The protagonist of Heart of Darkness. Marlow is philosophical, independent-minded, and generally skeptical of those around him. He is also a master storyteller, eloquent and able to draw his listeners into his tale. Although Marlow shares many of his fellow Europeans’ prejudices, he has seen enough of the world and has encountered enough debased white men to make him skeptical of imperialism.
The chief of the Inner Station and the object of Marlow’s quest. Among Kurtz’s many talents are his charisma and his ability to lead men. Kurtz is a man who understands the power of words, and his writings are marked by an eloquence that obscures their horrifying message. Although he remains an enigma even to Marlow, Kurtz clearly exerts a powerful influence on the people in his life. His downfall seems to be a result of his willingness to ignore the hypocritical rules that govern European colonial conduct: Kurtz has “kicked himself loose of the earth” by fraternizing excessively with the natives and not keeping up appearances. Kurtz has become wildly successful but he has also indulged his own evil desires and alienated himself from his fellow white men.

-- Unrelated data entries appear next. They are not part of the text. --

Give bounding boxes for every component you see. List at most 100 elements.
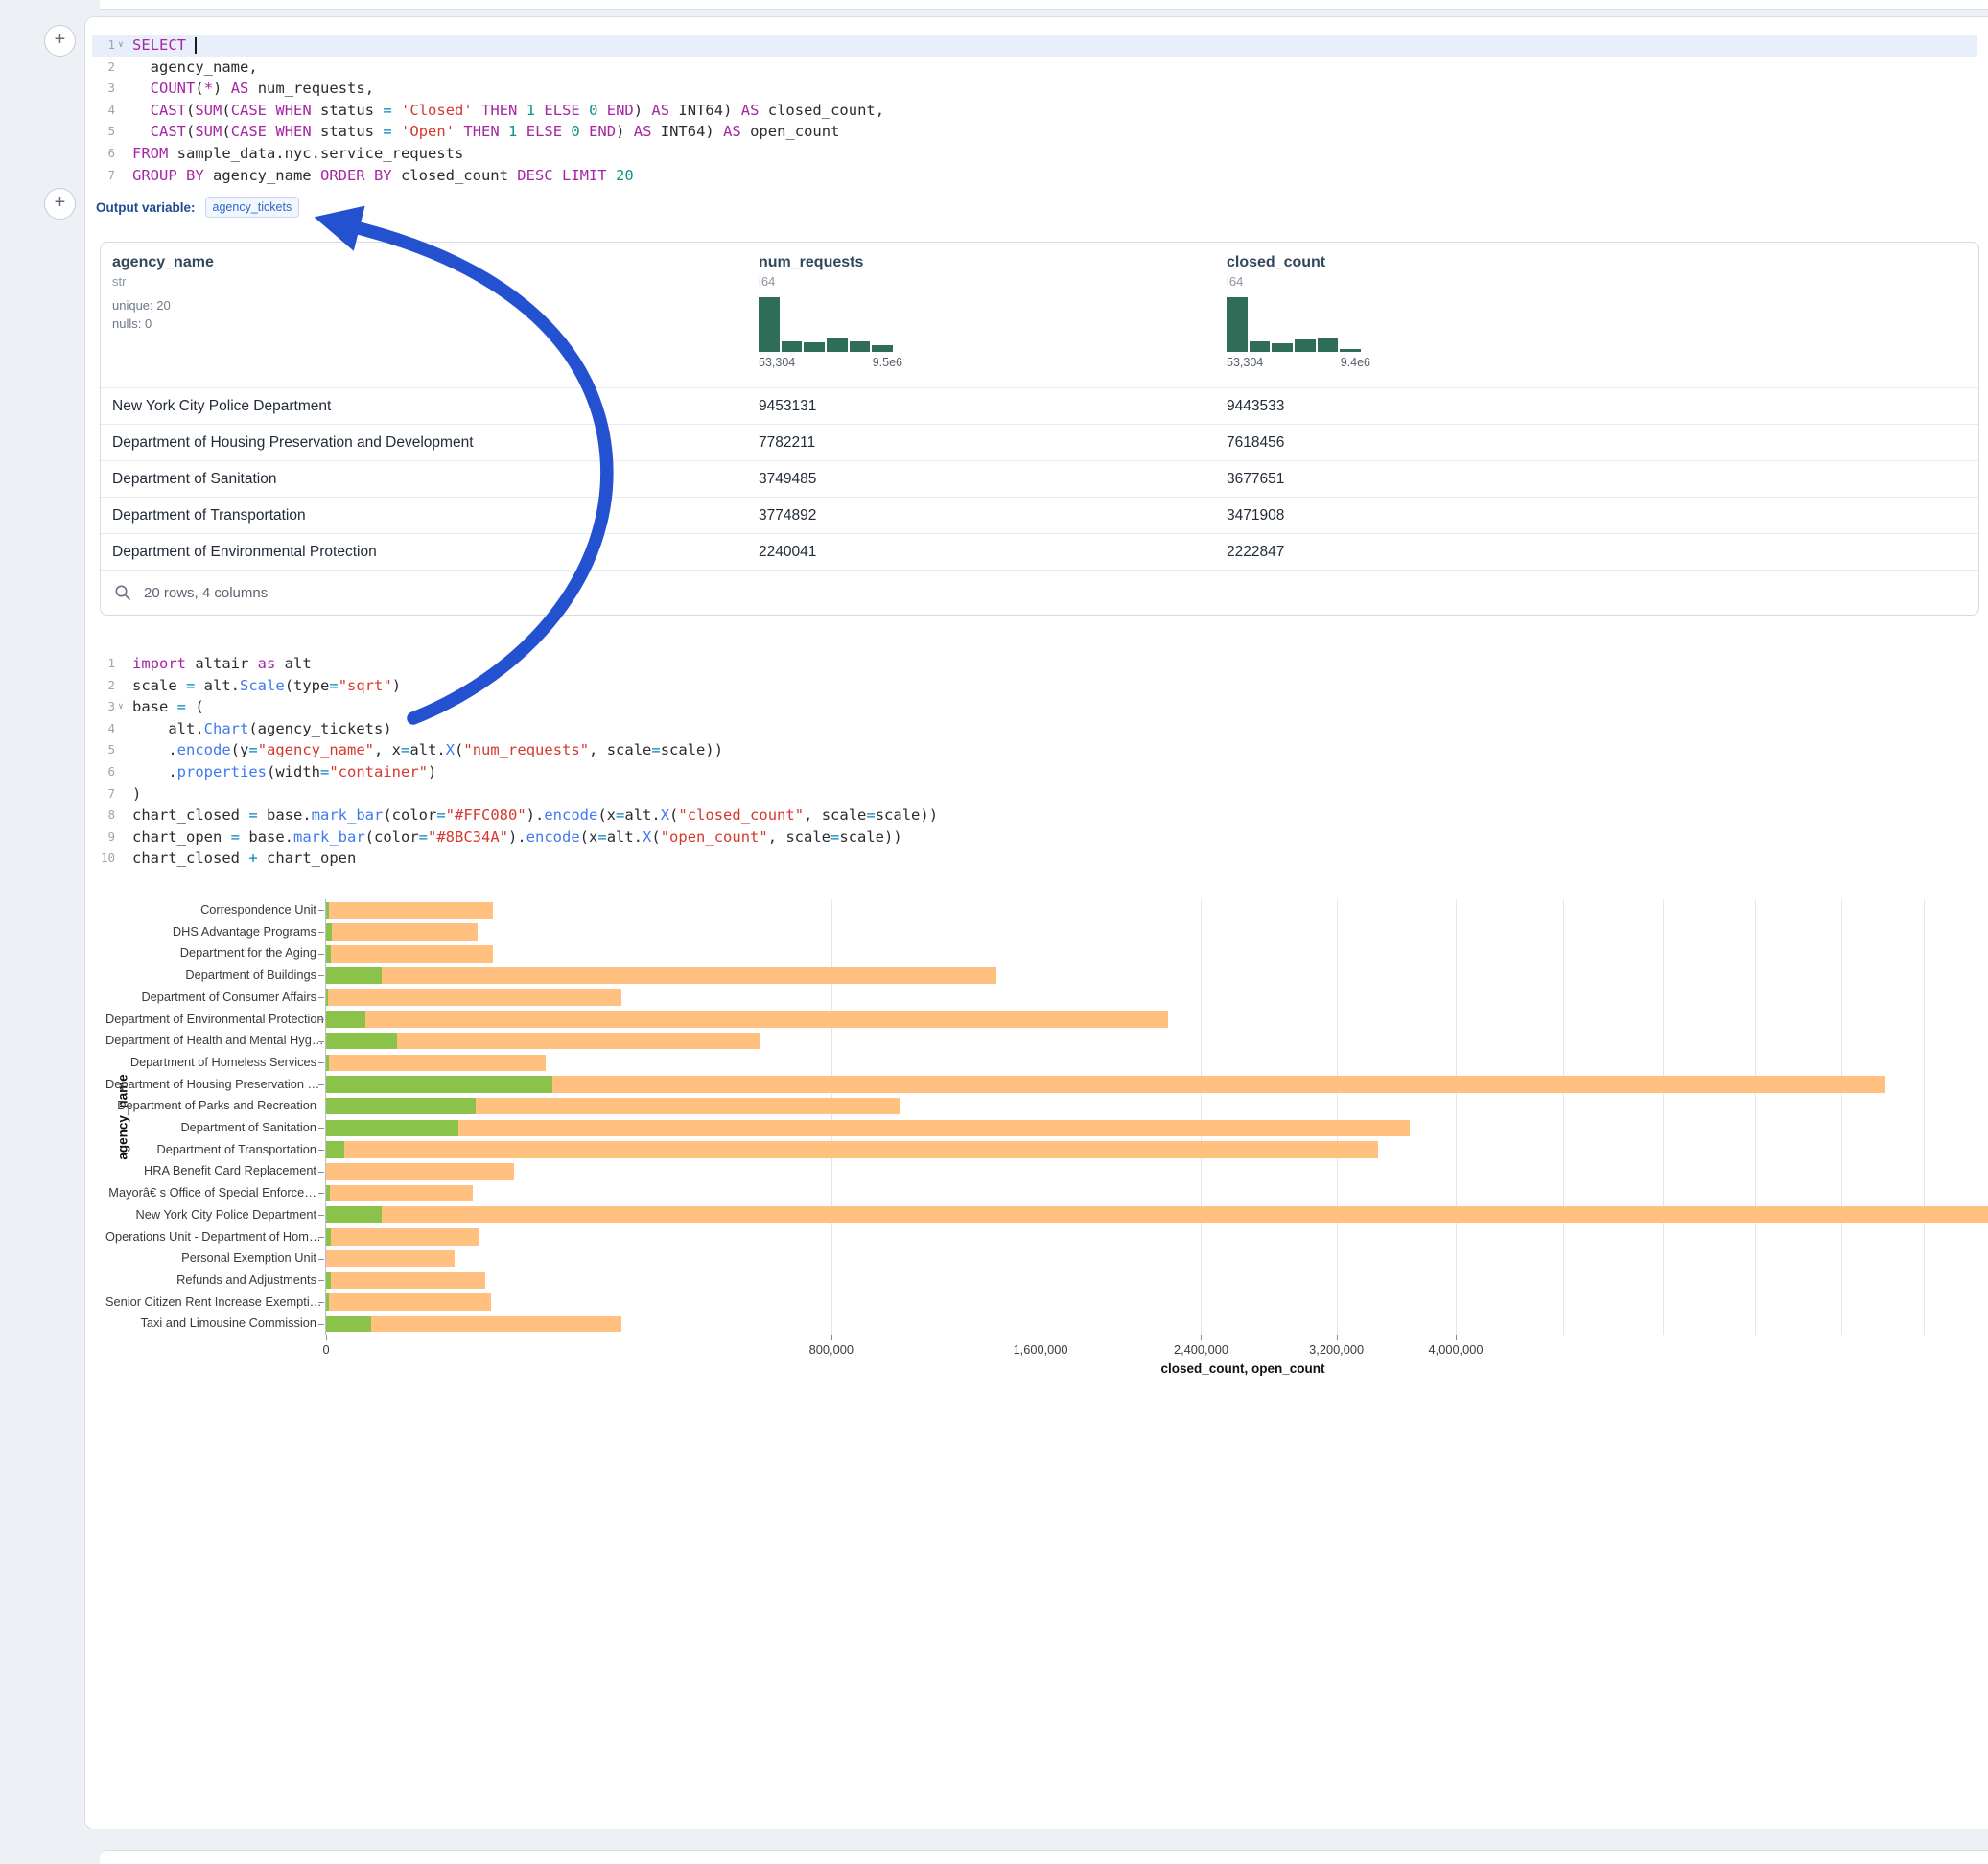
histogram-bar <box>1227 297 1248 352</box>
code-line[interactable]: 2 agency_name, <box>92 57 1977 79</box>
code-token: 0 <box>571 123 579 140</box>
code-token: THEN <box>481 102 517 119</box>
code-token: "open_count" <box>661 828 768 846</box>
code-token: X <box>446 741 455 758</box>
code-token: X <box>643 828 651 846</box>
code-line[interactable]: 2 scale = alt.Scale(type="sqrt") <box>92 675 1977 697</box>
code-token: open_count <box>741 123 840 140</box>
code-token: WHEN <box>275 123 311 140</box>
y-axis-label: New York City Police Department <box>105 1204 316 1226</box>
column-histogram <box>759 296 893 352</box>
code-token: (y <box>231 741 249 758</box>
column-header[interactable]: agency_namestrunique: 20nulls: 0 <box>101 243 747 387</box>
code-line[interactable]: 1∨SELECT <box>92 35 1977 57</box>
code-token: AS <box>651 102 669 119</box>
fold-chevron-icon[interactable]: ∨ <box>115 696 127 718</box>
code-token: AS <box>634 123 652 140</box>
y-axis-label: Mayorâ€ s Office of Special Enforce… <box>105 1182 316 1204</box>
search-icon[interactable] <box>114 584 131 601</box>
table-row[interactable]: Department of Environmental Protection22… <box>101 534 1978 571</box>
add-cell-button[interactable]: + <box>44 188 76 220</box>
code-line[interactable]: 7GROUP BY agency_name ORDER BY closed_co… <box>92 165 1977 187</box>
line-number: 2 <box>92 675 115 697</box>
code-token: (x <box>597 806 616 824</box>
histogram-bar <box>1272 343 1293 352</box>
add-cell-button[interactable]: + <box>44 25 76 57</box>
line-number: 6 <box>92 143 115 165</box>
code-token: (width <box>267 763 320 781</box>
code-text: agency_name, <box>127 57 258 79</box>
code-line[interactable]: 7) <box>92 783 1977 805</box>
line-number: 1 <box>92 653 115 675</box>
gridline <box>1924 899 1925 1335</box>
y-axis-label: Taxi and Limousine Commission <box>105 1313 316 1335</box>
y-axis-label: HRA Benefit Card Replacement <box>105 1160 316 1182</box>
histogram-min-label: 53,304 <box>1227 356 1263 369</box>
code-line[interactable]: 6FROM sample_data.nyc.service_requests <box>92 143 1977 165</box>
code-line[interactable]: 5 .encode(y="agency_name", x=alt.X("num_… <box>92 739 1977 761</box>
output-variable-badge[interactable]: agency_tickets <box>205 197 300 218</box>
python-cell-editor[interactable]: 1 import altair as alt 2 scale = alt.Scale(… <box>92 653 1977 870</box>
code-line[interactable]: 5 CAST(SUM(CASE WHEN status = 'Open' THE… <box>92 121 1977 143</box>
table-row[interactable]: New York City Police Department945313194… <box>101 388 1978 425</box>
y-axis-tick <box>318 1215 324 1216</box>
code-token: THEN <box>463 123 499 140</box>
y-axis-label: Correspondence Unit <box>105 899 316 921</box>
histogram-bar <box>1295 339 1316 352</box>
code-token: CASE <box>231 123 267 140</box>
code-token: status <box>312 123 384 140</box>
code-line[interactable]: 9chart_open = base.mark_bar(color="#8BC3… <box>92 827 1977 849</box>
code-line[interactable]: 10chart_closed + chart_open <box>92 848 1977 870</box>
table-row[interactable]: Department of Transportation377489234719… <box>101 498 1978 534</box>
bar-open_count <box>326 989 328 1006</box>
code-text: import altair as alt <box>127 653 312 675</box>
code-text: CAST(SUM(CASE WHEN status = 'Closed' THE… <box>127 100 884 122</box>
code-token: ) <box>392 677 401 694</box>
chart-plot-area: 0800,0001,600,0002,400,0003,200,0004,000… <box>325 899 1988 1335</box>
line-number: 3 <box>92 78 115 100</box>
code-text: scale = alt.Scale(type="sqrt") <box>127 675 401 697</box>
code-token: ( <box>195 80 203 97</box>
line-number: 3 <box>92 696 115 718</box>
x-axis-label: 1,600,000 <box>1014 1342 1068 1357</box>
x-axis-tick <box>326 1335 327 1340</box>
code-token: = <box>616 806 624 824</box>
code-line[interactable]: 8chart_closed = base.mark_bar(color="#FF… <box>92 804 1977 827</box>
code-line[interactable]: 4 CAST(SUM(CASE WHEN status = 'Closed' T… <box>92 100 1977 122</box>
x-axis-tick <box>1201 1335 1202 1340</box>
y-axis-label: Department of Buildings <box>105 965 316 987</box>
code-token: ORDER BY <box>320 167 392 184</box>
table-row[interactable]: Department of Housing Preservation and D… <box>101 425 1978 461</box>
code-token <box>267 102 275 119</box>
code-token: ( <box>222 102 230 119</box>
code-token: ( <box>186 102 195 119</box>
table-cell: 3471908 <box>1215 507 1978 524</box>
histogram-range: 53,3049.4e6 <box>1227 356 1370 369</box>
gridline <box>1456 899 1457 1335</box>
table-row[interactable]: Department of Sanitation37494853677651 <box>101 461 1978 498</box>
code-token: "sqrt" <box>339 677 392 694</box>
code-line[interactable]: 3∨base = ( <box>92 696 1977 718</box>
code-line[interactable]: 1 import altair as alt <box>92 653 1977 675</box>
sql-cell-editor[interactable]: 1∨SELECT 2 agency_name,3 COUNT(*) AS num… <box>92 35 1977 186</box>
table-cell: 3749485 <box>747 471 1215 488</box>
code-line[interactable]: 3 COUNT(*) AS num_requests, <box>92 78 1977 100</box>
histogram-bar <box>1250 341 1271 352</box>
code-token: = <box>248 741 257 758</box>
column-header[interactable]: num_requestsi6453,3049.5e6 <box>747 243 1215 387</box>
code-token: = <box>830 828 839 846</box>
code-line[interactable]: 6 .properties(width="container") <box>92 761 1977 783</box>
column-header[interactable]: closed_counti6453,3049.4e6 <box>1215 243 1978 387</box>
code-token: = <box>177 698 186 715</box>
code-token: ( <box>222 123 230 140</box>
column-meta: nulls: 0 <box>112 315 747 333</box>
line-number: 6 <box>92 761 115 783</box>
line-number: 8 <box>92 804 115 827</box>
next-cell-edge <box>100 1850 1988 1864</box>
code-line[interactable]: 4 alt.Chart(agency_tickets) <box>92 718 1977 740</box>
fold-chevron-icon[interactable]: ∨ <box>115 35 127 57</box>
table-cell: 2222847 <box>1215 544 1978 561</box>
gridline <box>1337 899 1338 1335</box>
code-token <box>535 102 544 119</box>
y-axis-label: Refunds and Adjustments <box>105 1270 316 1292</box>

The chief agent of the Company’s African territory and manager of the Central Station. The General manager owes his success to a hardy constitution that allows him to outlive all his competitors. He is average in appearance and unremarkable in abilities, but he possesses a strange capacity to produce uneasiness in those around him, which allows him to exert his control.
The bumbling, greedy agents of the Central Station. They carry long wooden staves, reminding Marlow of traditional religious travelers. They all want to be appointed to a station so that they can trade for ivory and earn a commission, but none of them actually takes any effective steps toward achieving this goal. They are obsessed with keeping up a veneer of civilization and proper conduct, and are motivated entirely by self-interest. They hate the natives and treat them like animals.
Natives hired as the crew of the steamer. They are a surprisingly reasonable and well-tempered bunch. Marlow respects their restraint and calm acceptance of adversity. The leader of the group, in particular, seems to be intelligent and capable of ironic reflection upon his situation.
A Russian sailor who has gone into the African interior as the trading representative of a Dutch company. He is boyish in appearance and temperament, and seems to exist wholly on the glamour of youth and the audacity of adventurousness. He is a devoted disciple of Kurtz’s.
Kurtz’s African mistress
A fiercely beautiful woman loaded with jewelry who appears on the shore when Marlow’s steamer arrives at and leaves the Inner Station. She seems to exert an undue influence over both Kurtz and the natives around the station, and the Russian trader points her out as someone to fear. Like Kurtz, she is an enigma: she never speaks to Marlow, and he never learns anything more about her.
Kurtz’s naïve and long-suffering fiancée, whom Marlow goes to visit after Kurtz’s death. Her unshakable certainty about Kurtz’s love for her reinforces Marlow’s belief that women live in a dream world, well insulated from reality.